J’en ai choisi un — presque au hasard — je l’ai ouvert, j’ai parcouru ses pages brisées, cassantes. Une odeur acide s’en dégageait, pas loin d’être désagréable. La vieillesse a ses fragrances. Puis j’en ai ouvert une autre, puis un autre, puis un autre. J’ai parcouru les livres d’art, les bandes dessinées en grand format, les livres d’enfant en pop-ups dégringolants et spectaculaires. Mais j’ai aussi ouvert les poches, les épreuves, les brochés et les reliés, les pleines peaux et les bradels, avant d’en faire des piles et de les étaler devant moi. Une crise, une vraie. Avais-je honte d’en être arrivé à de telles extrémités? Moi, l’éditeur numérique, soumis à mes pulsions les plus animales, les plus primaires, j’avais cédé aux sirènes de mes instincts. Mais ce n’était pas si grave.

Nous sommes tous d’accord: le livre numérique n’est plus un futur possible, seulement une évidence, une évolution logique qui ne sera pas stoppée. Nous gagnons en facilité, en aisance, en accessibilité, en fonctions de partages.

Mais je ne suis pas un extrémiste. J’ose dire — oui j’ose — que le papier est sensuel. J’aime le papier, j’aime ses textures, ses grains, j’aime ses encres et ses cuirs, ses reliures et ses colles. J’aime son unicité aussi, ses particularités, ses irrégularités qui font que deux exemplaires similaires ne sont jamais identiques. Nier l’objet livre, c’est réduire le verre de vin au vin seul.

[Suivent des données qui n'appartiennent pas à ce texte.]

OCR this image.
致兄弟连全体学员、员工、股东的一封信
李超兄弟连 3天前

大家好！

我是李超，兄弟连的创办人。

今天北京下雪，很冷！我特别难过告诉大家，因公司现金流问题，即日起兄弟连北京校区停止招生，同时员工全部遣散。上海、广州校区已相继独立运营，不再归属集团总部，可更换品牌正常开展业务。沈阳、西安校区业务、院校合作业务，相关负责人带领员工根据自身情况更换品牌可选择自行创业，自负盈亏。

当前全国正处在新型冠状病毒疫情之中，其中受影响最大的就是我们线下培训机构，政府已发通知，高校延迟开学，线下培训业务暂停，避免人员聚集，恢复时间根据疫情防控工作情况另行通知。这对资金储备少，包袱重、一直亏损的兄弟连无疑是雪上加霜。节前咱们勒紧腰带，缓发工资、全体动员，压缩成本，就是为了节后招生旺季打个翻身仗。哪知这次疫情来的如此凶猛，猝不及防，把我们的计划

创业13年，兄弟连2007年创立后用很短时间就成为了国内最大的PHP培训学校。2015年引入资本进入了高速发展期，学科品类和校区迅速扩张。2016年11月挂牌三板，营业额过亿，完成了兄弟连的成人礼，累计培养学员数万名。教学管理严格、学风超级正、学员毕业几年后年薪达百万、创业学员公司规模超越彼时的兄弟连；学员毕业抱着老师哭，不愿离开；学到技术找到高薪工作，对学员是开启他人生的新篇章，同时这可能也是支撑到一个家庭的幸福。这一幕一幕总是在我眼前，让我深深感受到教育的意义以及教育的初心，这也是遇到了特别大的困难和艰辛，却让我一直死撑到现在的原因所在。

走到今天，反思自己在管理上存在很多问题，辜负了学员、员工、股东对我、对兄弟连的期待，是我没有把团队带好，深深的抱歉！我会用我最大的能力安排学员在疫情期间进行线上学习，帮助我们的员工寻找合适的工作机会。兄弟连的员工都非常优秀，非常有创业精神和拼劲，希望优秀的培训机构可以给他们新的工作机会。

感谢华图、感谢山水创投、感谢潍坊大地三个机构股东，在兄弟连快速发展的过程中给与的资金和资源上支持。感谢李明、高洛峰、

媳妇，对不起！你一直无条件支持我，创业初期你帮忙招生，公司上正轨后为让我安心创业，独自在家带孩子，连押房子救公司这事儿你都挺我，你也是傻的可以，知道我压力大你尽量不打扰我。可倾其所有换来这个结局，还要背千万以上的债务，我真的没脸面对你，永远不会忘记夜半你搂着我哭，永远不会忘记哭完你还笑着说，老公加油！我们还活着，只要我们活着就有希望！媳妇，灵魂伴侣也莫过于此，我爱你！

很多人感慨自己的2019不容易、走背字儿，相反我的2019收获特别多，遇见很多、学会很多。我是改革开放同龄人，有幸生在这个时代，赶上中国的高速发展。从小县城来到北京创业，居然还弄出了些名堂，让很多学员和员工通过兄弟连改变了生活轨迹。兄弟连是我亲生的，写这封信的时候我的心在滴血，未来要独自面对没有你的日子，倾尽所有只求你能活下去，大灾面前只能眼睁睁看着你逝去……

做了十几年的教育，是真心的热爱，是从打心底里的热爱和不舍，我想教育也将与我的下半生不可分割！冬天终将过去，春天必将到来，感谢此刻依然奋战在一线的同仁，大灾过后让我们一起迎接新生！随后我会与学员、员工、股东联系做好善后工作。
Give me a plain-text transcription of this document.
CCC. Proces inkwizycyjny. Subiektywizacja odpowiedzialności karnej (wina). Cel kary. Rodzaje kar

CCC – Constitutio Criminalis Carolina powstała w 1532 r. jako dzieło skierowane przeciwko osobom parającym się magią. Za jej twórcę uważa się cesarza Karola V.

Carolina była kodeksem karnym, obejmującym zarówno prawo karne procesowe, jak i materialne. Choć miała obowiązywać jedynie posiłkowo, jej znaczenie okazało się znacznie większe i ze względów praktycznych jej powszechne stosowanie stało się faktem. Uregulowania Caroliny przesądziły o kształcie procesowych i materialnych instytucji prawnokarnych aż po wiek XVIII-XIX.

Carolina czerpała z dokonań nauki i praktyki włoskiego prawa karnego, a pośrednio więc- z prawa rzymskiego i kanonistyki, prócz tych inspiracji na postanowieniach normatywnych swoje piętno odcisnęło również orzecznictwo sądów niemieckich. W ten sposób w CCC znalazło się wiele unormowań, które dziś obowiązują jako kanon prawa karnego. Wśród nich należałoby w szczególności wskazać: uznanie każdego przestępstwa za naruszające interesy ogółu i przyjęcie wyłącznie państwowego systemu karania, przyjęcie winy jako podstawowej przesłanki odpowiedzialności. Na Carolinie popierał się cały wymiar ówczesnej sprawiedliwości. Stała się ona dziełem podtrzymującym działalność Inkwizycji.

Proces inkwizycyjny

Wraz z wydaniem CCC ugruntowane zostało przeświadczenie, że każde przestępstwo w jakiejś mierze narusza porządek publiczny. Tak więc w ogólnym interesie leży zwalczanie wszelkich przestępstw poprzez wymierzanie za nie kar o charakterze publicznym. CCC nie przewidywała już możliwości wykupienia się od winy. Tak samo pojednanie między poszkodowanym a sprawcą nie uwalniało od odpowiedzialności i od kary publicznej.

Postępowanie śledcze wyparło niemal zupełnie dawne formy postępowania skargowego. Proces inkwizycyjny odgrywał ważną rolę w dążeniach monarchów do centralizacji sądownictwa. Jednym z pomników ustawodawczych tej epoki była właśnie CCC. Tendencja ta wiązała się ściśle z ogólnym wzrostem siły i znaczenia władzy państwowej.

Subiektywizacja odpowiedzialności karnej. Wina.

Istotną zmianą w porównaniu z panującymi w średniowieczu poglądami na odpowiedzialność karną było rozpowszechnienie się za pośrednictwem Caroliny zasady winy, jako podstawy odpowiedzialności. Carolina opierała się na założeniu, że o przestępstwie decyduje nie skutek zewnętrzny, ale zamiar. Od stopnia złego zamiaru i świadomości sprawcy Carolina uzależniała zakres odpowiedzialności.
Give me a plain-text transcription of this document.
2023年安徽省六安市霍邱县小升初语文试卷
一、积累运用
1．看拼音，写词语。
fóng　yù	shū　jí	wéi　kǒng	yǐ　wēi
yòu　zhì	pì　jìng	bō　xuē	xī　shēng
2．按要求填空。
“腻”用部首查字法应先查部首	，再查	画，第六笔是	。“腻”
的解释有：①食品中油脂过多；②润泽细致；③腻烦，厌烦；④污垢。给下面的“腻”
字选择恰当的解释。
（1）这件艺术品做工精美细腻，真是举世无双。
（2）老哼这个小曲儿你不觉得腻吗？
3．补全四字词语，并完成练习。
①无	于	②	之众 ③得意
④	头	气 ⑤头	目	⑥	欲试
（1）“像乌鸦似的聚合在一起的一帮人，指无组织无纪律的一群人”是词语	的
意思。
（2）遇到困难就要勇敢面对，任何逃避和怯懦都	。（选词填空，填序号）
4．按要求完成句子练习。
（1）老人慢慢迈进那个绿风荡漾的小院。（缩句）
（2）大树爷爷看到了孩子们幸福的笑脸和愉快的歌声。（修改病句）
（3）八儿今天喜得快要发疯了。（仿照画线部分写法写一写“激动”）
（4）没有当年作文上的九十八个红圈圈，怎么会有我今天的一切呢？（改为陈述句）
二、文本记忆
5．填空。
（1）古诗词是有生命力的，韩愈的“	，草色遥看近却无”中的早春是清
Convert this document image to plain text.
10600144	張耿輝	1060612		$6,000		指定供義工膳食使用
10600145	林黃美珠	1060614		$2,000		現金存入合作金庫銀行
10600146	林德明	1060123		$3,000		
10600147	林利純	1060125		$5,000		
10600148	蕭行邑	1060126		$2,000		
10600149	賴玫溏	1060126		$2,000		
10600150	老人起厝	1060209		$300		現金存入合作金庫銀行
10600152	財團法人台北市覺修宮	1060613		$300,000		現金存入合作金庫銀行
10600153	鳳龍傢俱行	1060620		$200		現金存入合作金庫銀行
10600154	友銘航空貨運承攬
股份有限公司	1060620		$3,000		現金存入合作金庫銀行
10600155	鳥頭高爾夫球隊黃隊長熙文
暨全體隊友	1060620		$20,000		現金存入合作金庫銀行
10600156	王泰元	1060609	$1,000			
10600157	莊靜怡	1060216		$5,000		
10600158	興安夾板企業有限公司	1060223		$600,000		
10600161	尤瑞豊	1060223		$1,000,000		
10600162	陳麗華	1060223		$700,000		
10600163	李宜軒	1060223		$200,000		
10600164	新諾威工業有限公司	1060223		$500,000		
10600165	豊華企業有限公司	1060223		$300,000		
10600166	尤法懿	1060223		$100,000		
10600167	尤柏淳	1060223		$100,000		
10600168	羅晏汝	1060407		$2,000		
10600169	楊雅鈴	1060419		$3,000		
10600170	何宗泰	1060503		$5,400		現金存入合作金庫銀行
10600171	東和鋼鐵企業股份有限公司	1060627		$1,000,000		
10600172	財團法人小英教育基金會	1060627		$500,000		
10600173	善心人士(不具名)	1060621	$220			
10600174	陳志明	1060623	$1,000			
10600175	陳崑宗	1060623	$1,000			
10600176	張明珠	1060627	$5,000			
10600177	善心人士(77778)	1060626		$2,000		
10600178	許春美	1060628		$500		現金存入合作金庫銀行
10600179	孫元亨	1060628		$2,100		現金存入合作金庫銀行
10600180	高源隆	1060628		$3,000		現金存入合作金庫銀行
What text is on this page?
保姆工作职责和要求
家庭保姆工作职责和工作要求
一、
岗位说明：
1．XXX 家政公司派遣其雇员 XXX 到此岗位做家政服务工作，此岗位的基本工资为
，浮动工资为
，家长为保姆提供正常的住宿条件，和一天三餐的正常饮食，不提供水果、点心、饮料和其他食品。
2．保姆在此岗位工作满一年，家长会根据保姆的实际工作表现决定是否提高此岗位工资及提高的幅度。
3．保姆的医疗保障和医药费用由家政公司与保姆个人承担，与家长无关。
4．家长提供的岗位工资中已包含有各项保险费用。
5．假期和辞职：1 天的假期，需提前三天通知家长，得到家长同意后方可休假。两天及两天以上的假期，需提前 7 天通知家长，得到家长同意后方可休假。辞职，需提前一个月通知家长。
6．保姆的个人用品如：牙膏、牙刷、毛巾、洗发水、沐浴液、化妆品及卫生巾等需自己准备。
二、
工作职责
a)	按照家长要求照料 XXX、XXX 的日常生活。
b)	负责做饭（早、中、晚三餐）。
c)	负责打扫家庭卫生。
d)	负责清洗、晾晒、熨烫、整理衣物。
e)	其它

Pour terminer mon coming-out par ce qui l’a provoqué, une photo: celle d’un livre trouvé chez mes parents, un exemplaire de Salammbo daté de 1886. À l’intérieur, collé sur la garde, un mot: c’est une lettre d’amour datée de janvier 1914, dans laquelle a été glissé un trèfle à quatre feuilles: “Jean-Paul Orléans, à Melle Claire X…, en hommage admiratif”. Un poème en prose, des mots d’affection glissés à la veille de la guerre, ne m’oublie pas, ne m’oublie pas. En bas à droite, une note de ma grand-mère: Jean-Paul Orléans a été tué le 22 août 1914 à la bataille d’Ethe.

 

Pour certains, c’est un livre qui sent mauvais, dont le papier craquelle et donc l’encre sèche tapisse des pages rugueuses et austères. Mais pour une femme, ce livre a peut-être un jour été la source d’un torrent de larmes, et la fin d’une histoire. Ses pages contiennent son histoire, elles la scellent, à jamais, la figent dans l’unique. Ce n’est pas un tombeau: c’est une mémoire.

J’aimerais œuvrer à cette continuité, à ma mesure. Et peut-être un jour, faire du livre numérique quelque chose de profondément humain.